What to do when your wpm has not moved in a month.

Improvement is not linear. Most typists hit at least one plateau where their best wpm stops moving for weeks. The plateau is not a sign that you have peaked. It is a sign that the way you are practicing has stopped pushing you.

What a plateau looks like

You run a one-minute test. You get 65 wpm at 95% accuracy. You ran the same test last week. You got 65 wpm at 95% accuracy. You ran it three weeks ago. The same.

Your average is not dropping. Your error rate is normal. Nothing is broken. You have simply stopped getting faster, and you have been doing the same kind of practice the whole time.

Why it happens

Speed comes from removing friction. The first 30 wpm comes from learning where the keys are. The next 30 comes from chaining keys into bigrams and words without thought. The next 30 comes from chaining words into phrases. Each layer requires different practice.

If you have been running the same word-list test for a month, you are training the same layer. The layer is finished. Move up.

What to try next

Pick one. Stick with it for two weeks before judging it.

Drill your weakest finger. Open the stats page and look at the per-finger chart. Whichever finger has the highest error rate gets one drill session a day. Use the reach drill for that finger.

Type harder material. If you have been typing English-1k for months, switch to English-10k or English-20k. The unfamiliar word distribution forces your fingers to spell, not pattern-match.

Type code. If you mostly type prose, run a code drill. The symbol density breaks autopilot.

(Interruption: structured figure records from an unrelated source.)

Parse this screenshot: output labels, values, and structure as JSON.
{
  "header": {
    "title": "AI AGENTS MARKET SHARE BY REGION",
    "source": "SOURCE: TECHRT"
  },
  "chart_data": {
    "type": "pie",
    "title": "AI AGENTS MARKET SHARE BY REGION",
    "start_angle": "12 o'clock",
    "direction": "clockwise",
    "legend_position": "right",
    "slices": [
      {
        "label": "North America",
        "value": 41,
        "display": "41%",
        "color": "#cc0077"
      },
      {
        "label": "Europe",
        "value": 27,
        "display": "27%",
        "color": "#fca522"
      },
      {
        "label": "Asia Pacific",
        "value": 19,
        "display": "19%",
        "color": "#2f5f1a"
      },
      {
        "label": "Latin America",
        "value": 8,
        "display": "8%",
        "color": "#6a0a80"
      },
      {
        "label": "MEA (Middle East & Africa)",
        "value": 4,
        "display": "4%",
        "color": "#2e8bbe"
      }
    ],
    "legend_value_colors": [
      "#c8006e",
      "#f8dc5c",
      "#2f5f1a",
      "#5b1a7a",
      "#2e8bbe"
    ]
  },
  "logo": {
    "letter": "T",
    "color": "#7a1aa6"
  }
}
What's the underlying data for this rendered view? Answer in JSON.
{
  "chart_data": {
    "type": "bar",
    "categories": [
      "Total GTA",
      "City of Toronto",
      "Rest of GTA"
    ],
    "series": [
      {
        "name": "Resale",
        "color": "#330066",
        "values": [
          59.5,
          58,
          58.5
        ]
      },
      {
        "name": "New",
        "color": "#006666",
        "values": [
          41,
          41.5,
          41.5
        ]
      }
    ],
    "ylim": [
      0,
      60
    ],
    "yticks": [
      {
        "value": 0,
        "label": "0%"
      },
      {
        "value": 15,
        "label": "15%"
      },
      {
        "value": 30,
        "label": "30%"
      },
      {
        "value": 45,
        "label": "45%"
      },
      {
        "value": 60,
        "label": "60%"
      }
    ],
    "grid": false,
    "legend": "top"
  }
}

Drop your speed cap. Some typists develop a habit of slowing down at a fixed pace -- they can type faster but they have learned to hold steady. Run a 15-second sprint at full speed, accuracy be damned. Repeat ten times. Most people break their plateau within a few sessions.

Slow down for accuracy. The opposite of the previous one, and the more common cure. If your stuck wpm comes with 90-94% accuracy, your fingers are correcting too much. Slow down to 96%+. Speed will return higher than it was.

What not to try

Do not switch keyboard layouts (Dvorak, Colemak) hoping for a breakthrough. Layout switching means six months of being slower. Some people end up faster afterward, most do not. It is a project, not a fix.

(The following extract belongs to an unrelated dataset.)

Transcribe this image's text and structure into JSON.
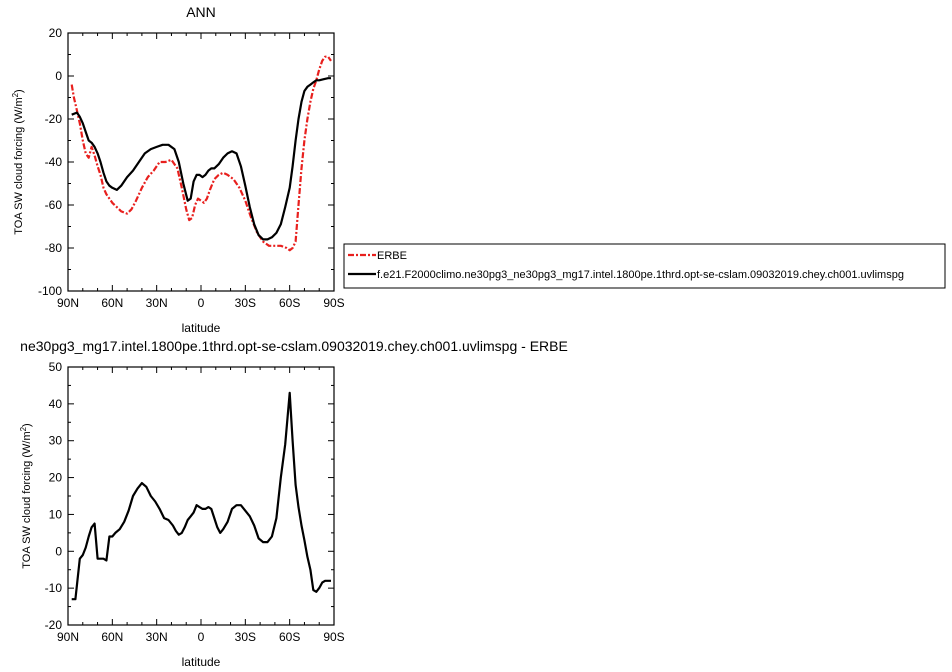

Do not buy a new keyboard. Mechanical keyboards are pleasant; they do not make you faster.

Do not change typing software. The plateau is in your hands, not in the tool. A new tool would buy a week of motivation, then nothing.

When to wait

A plateau that lasts a month is normal. A plateau that lasts three months means you have moved into maintenance mode -- still typing, no longer improving. That is a fine place to be. Not every typist needs to keep climbing.

If you want to keep climbing, change the practice. If you want to maintain, type a little every day and stop measuring. Both are reasonable.